The exchange rate forecast for the Hong Kong Dollar (HKD) against the Malaysian Ringgit (MYR) reflects a mixed outlook, influenced by recent economic developments in both territories. The HKD has been under pressure due to a series of interest rate cuts implemented by the Hong Kong Monetary Authority (HKMA), which reduced the base rate to 4.25% as of October 30, 2025. These cuts were aimed at aligning with U.S. Federal Reserve actions, indicative of a broader easing within the financial landscape. The HKMA has also taken significant steps by intervening in the currency market to support the HKD amid its struggle within its trading band, with recent purchases amounting to billions of HKD.
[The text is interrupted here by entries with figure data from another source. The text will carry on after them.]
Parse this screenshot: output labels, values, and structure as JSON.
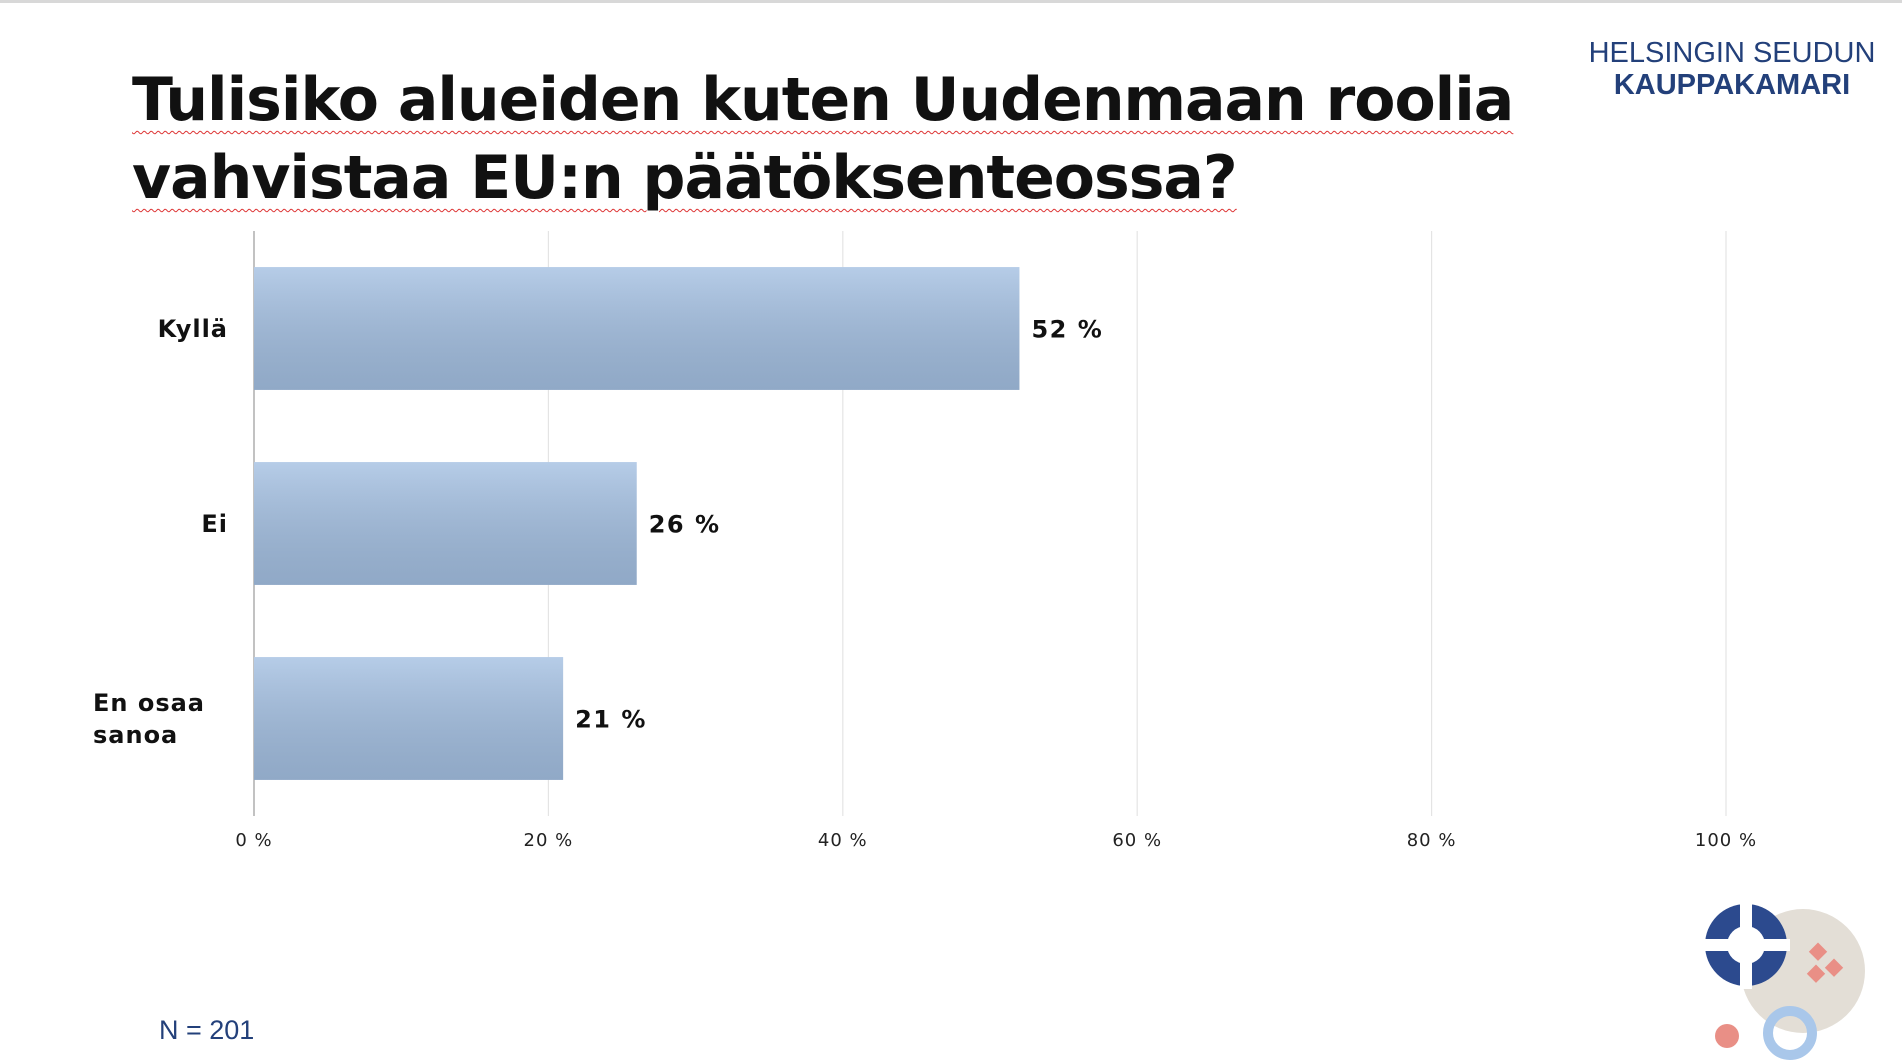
{
  "chart_data": {
    "type": "bar",
    "orientation": "horizontal",
    "title": [
      "Tulisiko alueiden kuten Uudenmaan roolia",
      "vahvistaa EU:n päätöksenteossa?"
    ],
    "brand": [
      "HELSINGIN SEUDUN",
      "KAUPPAKAMARI"
    ],
    "note": "N = 201",
    "categories": [
      "Kyllä",
      "Ei",
      "En osaa sanoa"
    ],
    "values": [
      52,
      26,
      21
    ],
    "value_labels": [
      "52 %",
      "26 %",
      "21 %"
    ],
    "color": "#a4c0e2",
    "xlim": [
      0,
      100
    ],
    "xticks": [
      {
        "value": 0,
        "label": "0 %"
      },
      {
        "value": 20,
        "label": "20 %"
      },
      {
        "value": 40,
        "label": "40 %"
      },
      {
        "value": 60,
        "label": "60 %"
      },
      {
        "value": 80,
        "label": "80 %"
      },
      {
        "value": 100,
        "label": "100 %"
      }
    ],
    "grid": true
  }
}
As a consequence of these monetary easing measures, the HKD has consequently softened, trading at near 90-day lows of 0.5315 against the MYR, which is 1.7% lower than its three-month average of 0.5406. Analysts suggest that the combination of low interbank offered rates and monetary interventions has contributed to this downward pressure on the HKD, making it less attractive to investors and thus weakening its position relative to the MYR.
Conversely, the Malaysian Ringgit is experiencing positive momentum, reaching a 13-month high driven by a positive economic outlook and stable interest rates set by Bank Negara Malaysia at 3%. The MYR has been bolstered by the recent ASEAN Summit, which secured beneficial trade agreements with the U.S., enhancing export prospects. Significant GDP growth recorded at 5.2% in the third quarter of 2025 further supports the Ringgit's strength.
Additionally, the MYR’s performance is somewhat correlated with oil prices, which have been volatile, trading at $64.29 per barrel, representing a 2.1% decline from its three-month average of $65.67. This ongoing fluctuation in oil prices, within a considerable range of 15%, could influence market sentiment surrounding the MYR, especially as Malaysia is a significant oil exporter.
In conclusion, while the HKD faces challenges from domestic monetary policies and interventions aimed at stabilizing its value, the MYR capitalizes on economic resilience and favorable external factors. Analysts suggest businesses and individuals involved in transactions between these currencies should remain vigilant of the developing economic indicators and currency interventions that may shape future trends.